Consider this Reactive Extensions snippet (ignore the practicality of it):

return Observable.Create<string>(async observable =>
{
    while (true)
    {
    }
});

This does not compile with Reactive Extensions 2.2.5 (using NuGet Rx-Main package). It fails with:

Error 1 The call is ambiguous between the following methods or properties: 'System.Reactive.Linq.Observable.Create<string>(System.Func<System.IObserver<string>,System.Threading.Tasks.Task<System.Action>>)' and 'System.Reactive.Linq.Observable.Create<string>(System.Func<System.IObserver<string>,System.Threading.Tasks.Task>)'

However, adding a break anywhere in the while loop fixes the compilation error:

return Observable.Create<string>(async observable =>
{
    while (true)
    {
        break;
    }
});

The problem can be reproduced without Reactive Extensions at all (easier if you want to try it without fiddling with Rx):

class Program
{
    static void Main(string[] args)
    {
        Observable.Create<string>(async blah =>
        {
            while (true)
            {
                Console.WriteLine("foo.");
                break; //Remove this and the compiler will break
            }
        });
    }
}

public class Observable
{
    public static IObservable<TResult> Create<TResult>(Func<IObserver<TResult>, Task> subscribeAsync)
    {
        throw new Exception("Impl not important.");
    }

    public static IObservable<TResult> Create<TResult>(Func<IObserver<TResult>, Task<Action>> subscribeAsync)
    {
        throw new Exception("Impl not important.");
    }
}

public interface IObserver<T>
{
}

Ignoring the Reactive Extensions part of it, Why does adding break help the C# compiler resolve the ambiguity? How can this be described with the rules of overload resolution from the C# specification?

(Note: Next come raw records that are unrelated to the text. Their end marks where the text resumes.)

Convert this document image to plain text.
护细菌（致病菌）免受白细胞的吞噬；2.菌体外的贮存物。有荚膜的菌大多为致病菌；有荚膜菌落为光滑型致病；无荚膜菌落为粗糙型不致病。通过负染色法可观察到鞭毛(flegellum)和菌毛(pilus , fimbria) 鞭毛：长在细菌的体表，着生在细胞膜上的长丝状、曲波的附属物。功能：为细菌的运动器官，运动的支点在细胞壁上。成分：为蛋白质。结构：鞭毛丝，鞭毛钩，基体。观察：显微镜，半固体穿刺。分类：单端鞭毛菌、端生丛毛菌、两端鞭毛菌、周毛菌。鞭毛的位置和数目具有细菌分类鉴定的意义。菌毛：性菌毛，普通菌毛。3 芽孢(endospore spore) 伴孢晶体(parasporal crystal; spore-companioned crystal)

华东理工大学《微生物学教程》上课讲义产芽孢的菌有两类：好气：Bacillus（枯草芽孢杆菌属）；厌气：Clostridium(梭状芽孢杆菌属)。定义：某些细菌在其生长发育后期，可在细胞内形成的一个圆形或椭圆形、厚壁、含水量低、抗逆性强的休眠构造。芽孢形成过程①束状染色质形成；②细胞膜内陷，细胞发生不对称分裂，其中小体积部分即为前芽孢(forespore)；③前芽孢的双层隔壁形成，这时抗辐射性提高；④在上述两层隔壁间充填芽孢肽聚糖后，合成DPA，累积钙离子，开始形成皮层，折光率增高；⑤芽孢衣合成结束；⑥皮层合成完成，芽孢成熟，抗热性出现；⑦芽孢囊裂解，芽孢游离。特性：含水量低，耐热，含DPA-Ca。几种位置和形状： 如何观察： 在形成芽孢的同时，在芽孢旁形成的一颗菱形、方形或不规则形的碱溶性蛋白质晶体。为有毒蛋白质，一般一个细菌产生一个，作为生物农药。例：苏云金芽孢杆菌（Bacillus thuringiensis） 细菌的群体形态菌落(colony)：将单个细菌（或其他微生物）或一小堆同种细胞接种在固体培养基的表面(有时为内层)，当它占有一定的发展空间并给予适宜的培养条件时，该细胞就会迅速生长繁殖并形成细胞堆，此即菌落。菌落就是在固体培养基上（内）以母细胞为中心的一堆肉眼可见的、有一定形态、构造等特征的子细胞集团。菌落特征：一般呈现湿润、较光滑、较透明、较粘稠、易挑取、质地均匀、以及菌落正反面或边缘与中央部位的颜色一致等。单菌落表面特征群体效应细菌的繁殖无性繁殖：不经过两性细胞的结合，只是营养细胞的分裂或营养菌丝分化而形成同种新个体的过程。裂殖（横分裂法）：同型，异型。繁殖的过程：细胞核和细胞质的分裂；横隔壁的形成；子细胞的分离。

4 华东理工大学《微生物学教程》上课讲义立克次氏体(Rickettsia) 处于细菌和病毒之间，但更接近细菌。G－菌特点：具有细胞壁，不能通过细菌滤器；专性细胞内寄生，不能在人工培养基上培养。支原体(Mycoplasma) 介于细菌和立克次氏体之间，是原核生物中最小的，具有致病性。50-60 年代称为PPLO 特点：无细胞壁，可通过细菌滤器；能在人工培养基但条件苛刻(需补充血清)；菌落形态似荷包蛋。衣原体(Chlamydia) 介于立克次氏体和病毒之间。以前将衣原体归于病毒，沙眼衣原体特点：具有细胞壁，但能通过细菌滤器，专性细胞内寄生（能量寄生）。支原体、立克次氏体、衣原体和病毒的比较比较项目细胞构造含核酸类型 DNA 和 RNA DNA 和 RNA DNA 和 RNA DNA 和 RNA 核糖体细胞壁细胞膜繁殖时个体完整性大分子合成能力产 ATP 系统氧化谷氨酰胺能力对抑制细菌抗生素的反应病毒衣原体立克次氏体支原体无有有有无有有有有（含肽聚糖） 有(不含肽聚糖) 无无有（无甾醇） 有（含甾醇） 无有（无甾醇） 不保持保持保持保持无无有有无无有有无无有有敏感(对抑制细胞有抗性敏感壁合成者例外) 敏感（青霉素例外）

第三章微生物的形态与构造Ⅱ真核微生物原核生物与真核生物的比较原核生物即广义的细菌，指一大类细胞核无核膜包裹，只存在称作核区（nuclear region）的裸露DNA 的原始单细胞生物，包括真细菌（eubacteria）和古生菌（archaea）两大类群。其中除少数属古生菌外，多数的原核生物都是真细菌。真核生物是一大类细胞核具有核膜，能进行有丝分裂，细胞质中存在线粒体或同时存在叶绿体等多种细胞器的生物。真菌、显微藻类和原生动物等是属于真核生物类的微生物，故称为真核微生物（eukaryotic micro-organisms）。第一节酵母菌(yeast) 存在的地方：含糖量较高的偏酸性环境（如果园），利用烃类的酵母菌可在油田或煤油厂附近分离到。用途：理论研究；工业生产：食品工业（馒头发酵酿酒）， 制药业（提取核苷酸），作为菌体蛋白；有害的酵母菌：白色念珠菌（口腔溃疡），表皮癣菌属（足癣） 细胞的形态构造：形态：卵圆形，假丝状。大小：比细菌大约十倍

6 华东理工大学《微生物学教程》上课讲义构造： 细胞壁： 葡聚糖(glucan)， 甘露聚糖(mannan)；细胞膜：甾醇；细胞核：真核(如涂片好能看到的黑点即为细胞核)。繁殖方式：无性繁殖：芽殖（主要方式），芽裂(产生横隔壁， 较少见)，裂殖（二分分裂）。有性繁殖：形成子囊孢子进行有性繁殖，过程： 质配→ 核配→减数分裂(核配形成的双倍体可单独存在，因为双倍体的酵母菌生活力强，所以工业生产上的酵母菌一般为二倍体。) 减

I'm using Visual Studio 2013 Update 2 targeting 4.5.1.

解决方案

It's easiest to just pull out async as well as the lambdas here, as it emphasizes what's going on. Both of these methods are valid and will compile:

public static void Foo()
{
    while (true) { }
}
public static Action Foo()
{
    while (true) { }
}

However, for these two methods:

public static void Foo()
{
    while (true) { break; }
}
public static Action Foo()
{
    while (true) { break; }
}

The first compiles, and the second does not. It has a code path that doesn't return a valid value.

In fact, while(true){} (along with throw new Exception();) is an interesting statement in that it is the valid body of a method with any return type.

Since the infinite loop is a suitable candidate for both overloads, and neither overload is "better", it results in an ambiguity error. The non-infinite loop implementation only has one suitable candidate in overload resolution, so it compiles.

Of course, to bring async back into play, it is actually relevant in one way here. For the async methods they both always return something, whether it's a Task or a Task<T>. The "betterness" algorithms for overload resolution will prefer delegates that return a value over void delegates when there is a lambda that could match either, however in your case the two overload both have delegates that return a value, the fact that for async methods returning a Task instead of a Task<T> is the conceptual equivalent of not returning a value isn't incorporated into that betterness algorithm. Because of this the non-async equivalent wouldn't result in an ambiguity error, even though both overloads are applicable.

Of course it's worth noting that writing a program to determine if an arbitrary block of code will ever complete is a famously unsolvable problem, however, while the compiler cannot correctly evaluate whether every single snippet will complete, it can prove, in certain simple cases such as this one, that the code will in fact never complete. Because of this there are ways of writing code that will clearly (to you and me) never complete, but that the compiler will treat as possibly completing.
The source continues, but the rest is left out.